The majority’s decision also rests on the premise that “[t]he Constitution does not require repudiating th[e] familiar doctrine” of at-will employment. Ante, at 14. In the 1890’s that doctrine applied broadly to government employment, see McAuliffe v. Mayor of New Bedford, 155 Mass. 216, 29 N. E. 517 (1892), but for many years now “ ‘the theory that public employment which may be denied altogether may be subjected to any conditions, regardless of how unreasonable, has been uniformly rejected.’ ” Keyishian v. Board of Regents of Univ. of State of N. Y., 385 U. S. 589, 605–606 (1967). Indeed, recent constitutional decisions and statutory enactments have all but nullified the significance of the doctrine. See, e.g., Elrod v. Burns, 427 U. S. 347 (1976); Rutan v. Republican Party of Ill., 497 U. S. 62 (1990); see also 5 U. S. C. §2302(b)(10) (2006 ed.) (supervisor of covered federal employee may not “discriminate … on the basis of conduct which does not adversely affect the performance of the employee or applicant or the performance of others”). Accordingly, preserving the remnants of “at-will” employment provides a feeble justification for creating a broad exception to a well-established category of constitutional protections.[Footnote 3]
Presumably the concern that actually motivates today’s decision is fear that governments will be forced to defend against a multitude of “class of one” claims unless the Court wields its meat-axe forthwith. Experience demonstrates, however, that these claims are brought infrequently,[Footnote 4] that the vast majority of such claims are asserted in complaints advancing other claims as well, and that all but a handful are dismissed well in advance of trial. Experience also demonstrates that there are in fact rare cases in which a petty tyrant has misused governmental power. Proof that such misuse was arbitrary because unsupported by any conceivable rational basis should suffice to establish a violation of the Equal Protection Clause without requiring its victim also to prove that the tyrant was motivated by a particular variety of class-based animus. When the allegations of a complaint plainly identify “the proverbial needle in a haystack,” ante, at 16, a federal court should not misconstrue the Constitution in order to make it even easier to dismiss unmeritorious claims.
* * *
In sum, there is no compelling reason to carve arbitrary public-employment decisions out of the well-established category of equal protection violations when the familiar rational review standard can sufficiently limit these claims to only wholly unjustified employment actions. Accordingly, I respectfully dissent.

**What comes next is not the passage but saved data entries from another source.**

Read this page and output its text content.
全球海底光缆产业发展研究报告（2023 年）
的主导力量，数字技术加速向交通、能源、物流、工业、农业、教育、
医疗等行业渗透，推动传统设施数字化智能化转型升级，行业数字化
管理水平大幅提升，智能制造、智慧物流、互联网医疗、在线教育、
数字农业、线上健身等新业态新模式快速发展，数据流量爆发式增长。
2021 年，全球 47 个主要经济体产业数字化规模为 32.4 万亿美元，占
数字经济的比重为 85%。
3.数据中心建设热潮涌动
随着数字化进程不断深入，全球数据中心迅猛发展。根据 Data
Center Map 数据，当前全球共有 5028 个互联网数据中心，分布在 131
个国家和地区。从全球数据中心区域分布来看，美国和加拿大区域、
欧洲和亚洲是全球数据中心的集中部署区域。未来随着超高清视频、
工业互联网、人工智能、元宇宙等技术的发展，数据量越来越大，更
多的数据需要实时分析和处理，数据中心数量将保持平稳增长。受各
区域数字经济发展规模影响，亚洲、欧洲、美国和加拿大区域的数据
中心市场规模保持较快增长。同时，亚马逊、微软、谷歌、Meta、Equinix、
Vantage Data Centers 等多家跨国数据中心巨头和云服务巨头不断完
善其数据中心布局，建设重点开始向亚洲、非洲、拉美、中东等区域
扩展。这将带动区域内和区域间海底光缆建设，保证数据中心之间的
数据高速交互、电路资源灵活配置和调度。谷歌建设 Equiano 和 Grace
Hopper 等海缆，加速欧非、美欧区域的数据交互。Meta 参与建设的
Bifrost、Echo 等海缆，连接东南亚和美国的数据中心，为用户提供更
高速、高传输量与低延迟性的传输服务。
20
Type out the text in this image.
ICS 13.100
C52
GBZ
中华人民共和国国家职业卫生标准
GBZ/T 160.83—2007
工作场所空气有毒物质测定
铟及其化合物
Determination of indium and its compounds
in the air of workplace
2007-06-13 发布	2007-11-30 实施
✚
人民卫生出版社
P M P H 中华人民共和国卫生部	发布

Section 1983 provides that “[e]very person who, under color of any statute, ordinance, regulation, custom, or usage, of any State or Territory or the District of Columbia, subjects, or causes to be subjected, any citizen of the United States or other person within the jurisdiction thereof to the deprivation of any rights, privileges, or immunities secured by the Constitution and laws, shall be liable to the party injured in an action at law, suit in equity, or other proper proceeding for redress … .”Footnote 2
But for this disclaimer, the lower court could have dismissed the claim if it discerned “any reasonably conceivable state of facts that could provide a rational basis for the [State’s actions],” even one not put forth by the State. FCC v. Beach Communications, Inc., 508 U. S. 307, 313 (1993). The disclaimer, however, negated that possibility.Footnote 3
Moreover, equal protection scrutiny is not incompatible with at-will employment since courts applying rational-basis scrutiny are able to rely on any conceivable reason for government action, and the government therefore need not explain its actual reason for terminating or disciplining the employee.Footnote 4
Prior to the Ninth Circuit’s decision this case, “class of one” claims arising in the public-employment context were permitted by every court that was presented with one. Yet there have been only approximately 150 cases—both in the district courts and the courts of appeals—addressing such claims since Olech.